To require fundamentalist Protestant prayer and Bible study of all students, regardless of their religion (this is known as "putting God back in the schools").
That's the minimum, but it goes farther. Some years ago, a slate of creationists was elected to the school board of Vista, California (a residential suburb of San Diego). Besides the above, their program included such things as,
Forbidding the teaching of tolerance of ambiguity and diversity.
Forbidding the teaching about women who have achieved success in careers outside the home.
Bolting the students' desks to the floor to eliminate group work, which undercuts the divinely ordained authority of the teacher.
Teaching blatantly revisionist US history (a la David Barton)
Eliminating any kind of sex education.
And so on, all pretty typical of creationist goals still today.
Or you can just take a look at the campaign platform of your creationist Poster Boy, Judge Roy Moore (leaving aside his alleged pedophilia; he is from Alabama, after all).

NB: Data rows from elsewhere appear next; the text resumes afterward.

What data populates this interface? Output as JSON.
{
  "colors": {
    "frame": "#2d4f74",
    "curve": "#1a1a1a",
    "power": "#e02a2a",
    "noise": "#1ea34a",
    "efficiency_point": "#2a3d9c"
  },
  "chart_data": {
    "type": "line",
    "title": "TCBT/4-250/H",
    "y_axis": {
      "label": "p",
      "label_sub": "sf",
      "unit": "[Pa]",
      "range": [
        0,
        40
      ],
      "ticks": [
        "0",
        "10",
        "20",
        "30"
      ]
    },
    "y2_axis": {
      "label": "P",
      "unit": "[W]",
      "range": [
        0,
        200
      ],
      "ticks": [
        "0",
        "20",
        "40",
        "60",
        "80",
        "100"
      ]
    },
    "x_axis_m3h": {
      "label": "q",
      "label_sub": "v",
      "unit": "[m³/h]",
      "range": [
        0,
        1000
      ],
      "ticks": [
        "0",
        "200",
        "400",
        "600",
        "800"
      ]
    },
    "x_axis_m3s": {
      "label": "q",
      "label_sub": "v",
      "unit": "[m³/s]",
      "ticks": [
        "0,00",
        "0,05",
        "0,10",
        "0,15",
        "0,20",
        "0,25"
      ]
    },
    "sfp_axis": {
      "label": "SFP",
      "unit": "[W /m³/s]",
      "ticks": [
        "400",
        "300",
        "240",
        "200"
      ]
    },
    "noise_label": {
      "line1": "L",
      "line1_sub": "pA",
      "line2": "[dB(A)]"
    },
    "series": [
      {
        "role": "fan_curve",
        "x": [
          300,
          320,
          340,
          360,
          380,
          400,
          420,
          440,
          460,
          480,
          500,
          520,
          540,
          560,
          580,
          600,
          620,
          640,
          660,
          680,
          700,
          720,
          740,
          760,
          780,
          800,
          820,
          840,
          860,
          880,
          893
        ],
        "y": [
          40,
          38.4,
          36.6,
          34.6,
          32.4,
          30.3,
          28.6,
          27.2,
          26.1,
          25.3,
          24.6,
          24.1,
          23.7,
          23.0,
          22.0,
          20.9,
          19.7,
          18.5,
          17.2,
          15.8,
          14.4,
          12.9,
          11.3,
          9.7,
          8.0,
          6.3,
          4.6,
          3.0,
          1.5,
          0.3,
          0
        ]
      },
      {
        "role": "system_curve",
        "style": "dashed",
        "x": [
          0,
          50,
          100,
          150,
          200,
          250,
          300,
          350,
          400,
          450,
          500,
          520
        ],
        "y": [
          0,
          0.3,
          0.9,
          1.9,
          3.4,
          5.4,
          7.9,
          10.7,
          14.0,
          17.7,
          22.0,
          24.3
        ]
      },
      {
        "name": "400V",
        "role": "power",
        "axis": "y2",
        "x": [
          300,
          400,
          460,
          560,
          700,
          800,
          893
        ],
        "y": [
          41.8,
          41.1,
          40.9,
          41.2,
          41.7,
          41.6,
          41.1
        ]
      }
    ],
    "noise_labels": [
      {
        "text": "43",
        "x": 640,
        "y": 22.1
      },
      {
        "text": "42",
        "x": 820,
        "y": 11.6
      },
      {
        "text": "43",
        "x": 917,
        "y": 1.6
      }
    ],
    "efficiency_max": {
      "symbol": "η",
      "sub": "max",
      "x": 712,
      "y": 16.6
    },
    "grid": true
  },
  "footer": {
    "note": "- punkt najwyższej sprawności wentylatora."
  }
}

I've lived in the Bible Belt and seen this kind of thing in action for myself where creationists have political power, for instance little kids being routinely harrassed and bullied by their teachers for belonging to the "wrong religion." Creationists look back to the bad old days of the 19th century when Evangelical Protestantism enjoyed an entirely unwarranted status as the unofficial state religion. They see themselves as the true heirs of that Golden Age and want to bring it back. No thanks.